Much of the spotlight on US Vice-President Joe Biden's visit to Beijing this week has been shone on issues surrounding the new air defence identification zone. But at the core of the 5-1/2 hours spent in conversation with President Xi Jinping was a more pressing issue - formulating a path for the two countries to manage their differences and work together.
"We are at a moment, a window, as they say, of opportunity. How long it will remain open remains to be seen - where we can potentially establish a set of rules of the road that provide for mutual benefit and growth of both our countries and the region, that set down sort of the tracks for progress in the 21st century," Biden told an audience of business leaders in Beijing yesterday before travelling to South Korea. "And so the only path to realise this vision for the future is through tangible, practical co-operation and managing our differences effectively.
"We have not tried this before. We have not tried this before," he repeated. "This is going to be difficult."
Biden said if Beijing and Washington could get it right the outcome would be "profoundly positive".
Both sides now agree that they want to forge a new model for relationships between major countries. But the concept, first raised by Xi in his summit with US President Barack Obama in Sunnylands, California, last year, is still vague. What exactly that entails will depend on how adaptable leaders are and how well they can work around their differences while building a trusting relationship, experts say. But the range of issues addressed during Biden's unusually long meetings with Xi, they said, threw some light on how leaders of the two powers envision their future together.
A White House official with Biden said the men spent a good amount of time in their meetings talking about the overall bilateral relationship and its complexities. He said the two talked about "the need to build trust".
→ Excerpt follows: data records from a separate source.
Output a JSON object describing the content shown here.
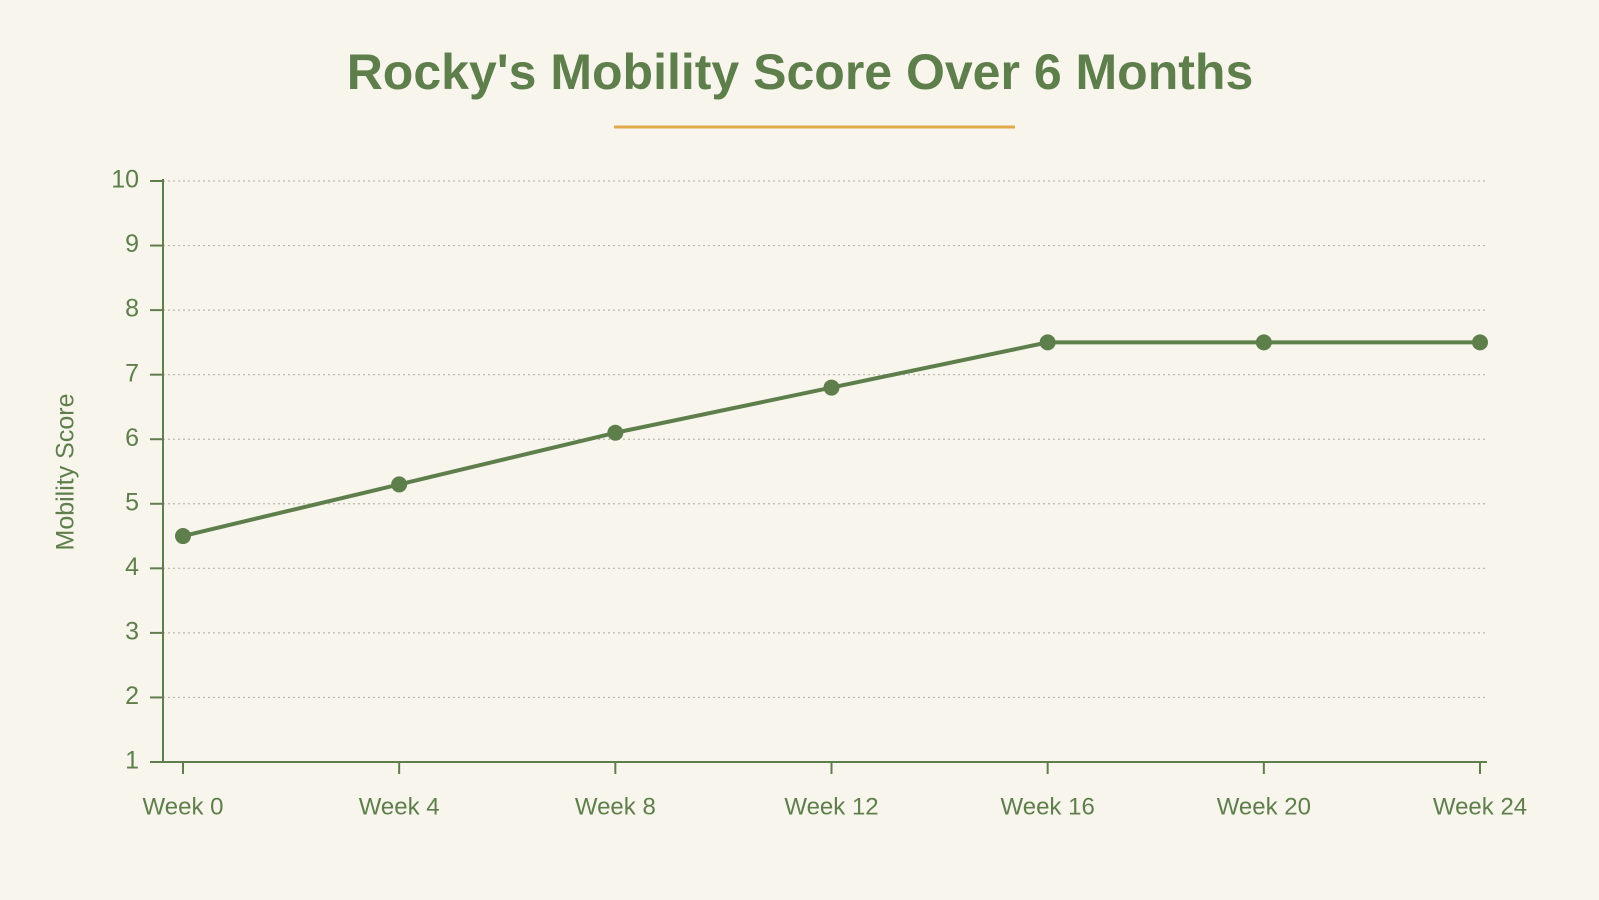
{
  "chart_data": {
    "type": "line",
    "title": "Rocky's Mobility Score Over 6 Months",
    "y_label": "Mobility Score",
    "categories": [
      "Week 0",
      "Week 4",
      "Week 8",
      "Week 12",
      "Week 16",
      "Week 20",
      "Week 24"
    ],
    "series": [
      {
        "name": "Mobility Score",
        "color": "#5e7f4c",
        "values": [
          4.5,
          5.3,
          6.1,
          6.8,
          7.5,
          7.5,
          7.5
        ]
      }
    ],
    "ylim": [
      1,
      10
    ],
    "yticks": [
      1,
      2,
      3,
      4,
      5,
      6,
      7,
      8,
      9,
      10
    ],
    "grid": true
  }
}
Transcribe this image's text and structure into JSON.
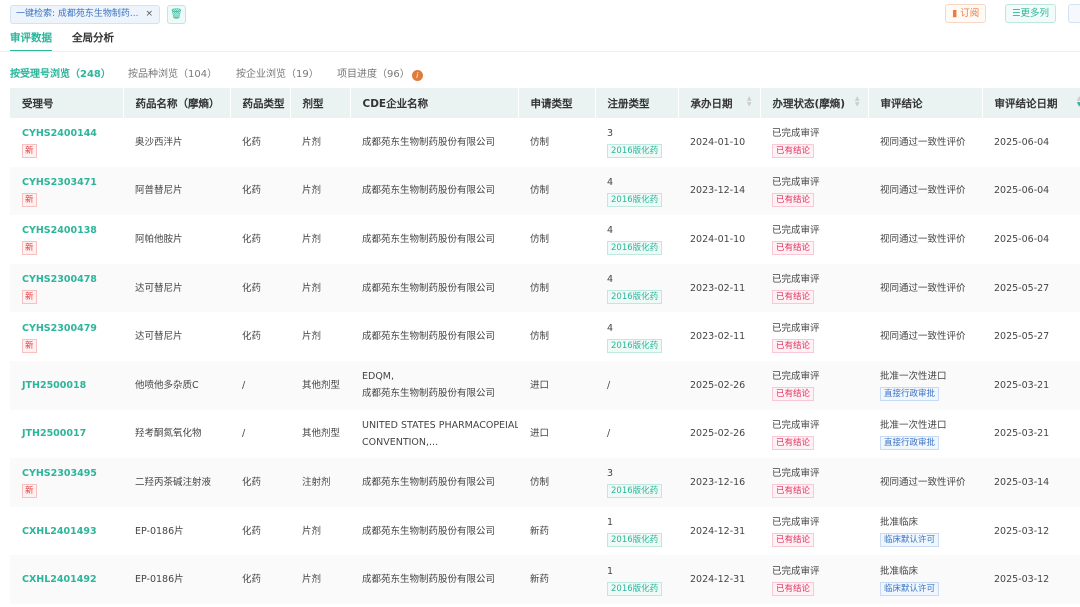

It appears the air defence identification zone (ADIZ) issue did not dominate the meetings. The official said Biden did lay out the US position, that it does not recognise the zone, and expressed his concerns. The official said it was now "up to China". Instead, the nuclear crisis in North Korea was the focus of a small-scale restricted meeting between the two leaders and a few aides. The meeting, one of three sets of discussions, was planned for 45 minutes but lasted two hours.
China's economic reform was also touched upon.
How the countries handle these issues, not just the defence zone, would be a test for the "new model" relationship, said Zhu Feng , a professor of international relations at Peking University.
"The most important thing for this new model of relationship is trust, and figuring out each others' bottom line, and a better communication system," Zhu said. "The fact that they talked for more than five hours, which is unusual, indicates that they have quite a pragmatic approach in handling problems."
Biden on Wednesday talked of his personal relationship with Xi and said he was impressed by the Xi's candour and constructive approach in developing the new relationship. Many believe this will help ties.
But Orville Schell, a China watcher and the Arthur Ross director of the Centre on US-China Relations at Asia Society, is less hopeful of bilateral relations yielding much progress while China continues to adopt a muscular and aggressive approach.
"I don't think this relationship [Biden's personal relationship with Xi] is going to resolve problems created by China trying to flex muscles that make others nervous and upset," he said.
The new model could be the correct formula, "but it's only a hope," he said. A breakthrough as important as former US president Richard Nixon's visit to China in 1972 was needed to translate that hope into something concrete, Schell added. "I am afraid it's not going to happen soon."
China's establishment of the ADIZ late last month has been criticised by the US and Asian neighbours as "provocative" and "destabilising". The zone overlaps with territories contested with other neighbours, in particular the set of controversial islands known as Diaoyu in China and Senkaku in Japan.
Tokyo has reacted fiercely by demanding Beijing rescind the new zone and asked its civilian airlines not to comply with the Chinese rule that requires all aircrafts to report flight plans in advance before entering the zone or risk facing the consequences.
Many in Japan hoping for a more forceful denouncement of China from Biden were let down, experts said. "I think Tokyo was disappointed … But I think Biden was realistic because we cannot expect that China will agree to withdraw the ADIZ. On the other hand, since the US allows US airlines to report to Beijing, the US has less leverage on China," said Tetsuo Kotani, a research fellow at the Japan Institute of International Affairs.
Many Chinese experts see this as a diplomatic setback for Japan. "The US is sending a message to Japan saying I don't want to be hamstrung by your demand to rescind China's ADIZ. It's telling Japan not to make a big fuss about it, and not to always hide behind the US," said Richard Hu Weixing, an international expert at the University of Hong Kong.